Os baixos níveis da vitamina D podem ser associados com a incidência e a mortalidade totais aumentadas do cancro nos homens, particularmente para cancros do sistema digestivo, de acordo com um estudo no jornal do instituto nacional para o cancro.

Os estudos precedentes sugeriram que essas exposição de luz solar e entrada aumentada da vitamina D estivesse associada com um risco reduzido de determinados cancros, particularmente cancros que envolvem o sistema digestivo. Trinta minutos da exposição de luz solar para uma pessoa com pele clara podem produzir aproximadamente 20.000 IU da vitamina D. Recente que os estudos sugeriram que a entrada diária da vitamina D devesse ser aumentada de 400 IU a 1000 IU.

Edward Giovannucci, M.D., Sc.D., da escola de Harvard da saúde pública, e colegas examinou a exposição da vitamina D e a incidência do cancro para 47.800 homens na coorte do estudo complementar de profissionais de saúde. Entre 1986 e 31 de janeiro de 2000, os autores documentaram 4286 exemplos do cancro, e mortes 2025 do cancro. Calcularam níveis da vitamina D gravando a entrada dietética e o suplemento de cada homem, a pigmentação da pele, a adiposidade, residência geográfica, e actividade física do tempo livre.

Os autores observaram que um aumento nos níveis calculados da vitamina D equivalentes a 1500 IU da vitamina D diário, estêve associado com uma redução a 17% na incidência total do cancro, a redução a 29% na mortalidade total do cancro, e a redução a 43% e a 45% na incidência e a mortalidade dos cancros do sistema digestivo. Entre homens com a mais baixa exposição da vitamina D, havia 758 exemplos do cancro diagnosticados por 100.000 homens e 326 mortes do cancro por 100.000 anualmente. Entre homens com a exposição a mais alta da vitamina D, havia 674 cancros diagnosticados por 100.000 homens e 272 mortes do cancro por 100.000. Os autores sugerem que os baixos níveis da vitamina D possam ser associados com o risco de cancro aumentado, e sugerem que o suplemento diário com pelo menos 1500 IU da vitamina D possa ser exigido para aperfeiçoar benefícios no risco de cancro.

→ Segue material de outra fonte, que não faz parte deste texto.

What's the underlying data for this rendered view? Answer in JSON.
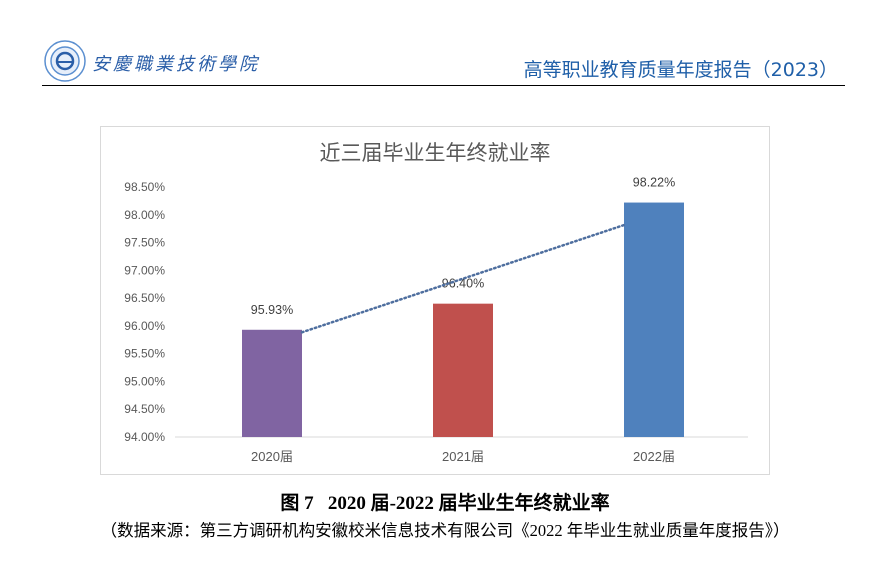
{
  "header": {
    "school_name": "安慶職業技術學院",
    "report_title": "高等职业教育质量年度报告（2023）",
    "logo_icon": "school-seal-logo"
  },
  "chart_data": {
    "type": "bar",
    "title": "近三届毕业生年终就业率",
    "categories": [
      "2020届",
      "2021届",
      "2022届"
    ],
    "values": [
      95.93,
      96.4,
      98.22
    ],
    "data_labels": [
      "95.93%",
      "96.40%",
      "98.22%"
    ],
    "colors": [
      "#8064a2",
      "#c0504d",
      "#4f81bd"
    ],
    "ylim": [
      94.0,
      98.5
    ],
    "yticks": [
      "94.00%",
      "94.50%",
      "95.00%",
      "95.50%",
      "96.00%",
      "96.50%",
      "97.00%",
      "97.50%",
      "98.00%",
      "98.50%"
    ],
    "trendline": {
      "type": "linear",
      "style": "dotted",
      "color": "#4f6f9f"
    },
    "grid": false,
    "legend": "none",
    "xlabel": "",
    "ylabel": ""
  },
  "caption": {
    "figure_title": "图 7   2020 届-2022 届毕业生年终就业率",
    "source": "（数据来源：第三方调研机构安徽校米信息技术有限公司《2022 年毕业生就业质量年度报告》）"
  }
}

Os autores escrevem, “confirmando que os níveis da vitamina D esclarecem certamente as associações nós observamos somos críticos porque as recomendações actuais da saúde desanimam tipicamente a entrada alta da vitamina D e os níveis elevados de exposição do sol, pelo menos sem uso da protecção solar, que obstrui eficazmente a produção da vitamina D.”

Em um editorial, em um Gary de acompanhamento G. Schwartz, Ph.D., da universidade da floresta da vigília em Winston-Salem, e em William J. Mancha, Ph.D., do instituto internacional da epidemiologia em Rockville, o cumprimento os resultados de Giovannucci e os colegas e sugerem as observações epidemiológicas do passado do apoio dos resultados. Escrevem, “os resultados prometedores dos estudos observacionais e de laboratório se o arrumador em uma era nova de estudos da intervenção da vitamina D e do risco de cancro. Porque muitos cientistas da saúde pública já estão clamando para uns níveis mais altos de suplemento da vitamina D para o osso e a outra saúde, as experimentações randomized da vitamina D e do risco de cancro devem ser empreendidas ràpida. Se a promessa da vitamina D guardara, uma breve caminhada no sol pode despejar ser uma etapa para a prevenção do cancro.”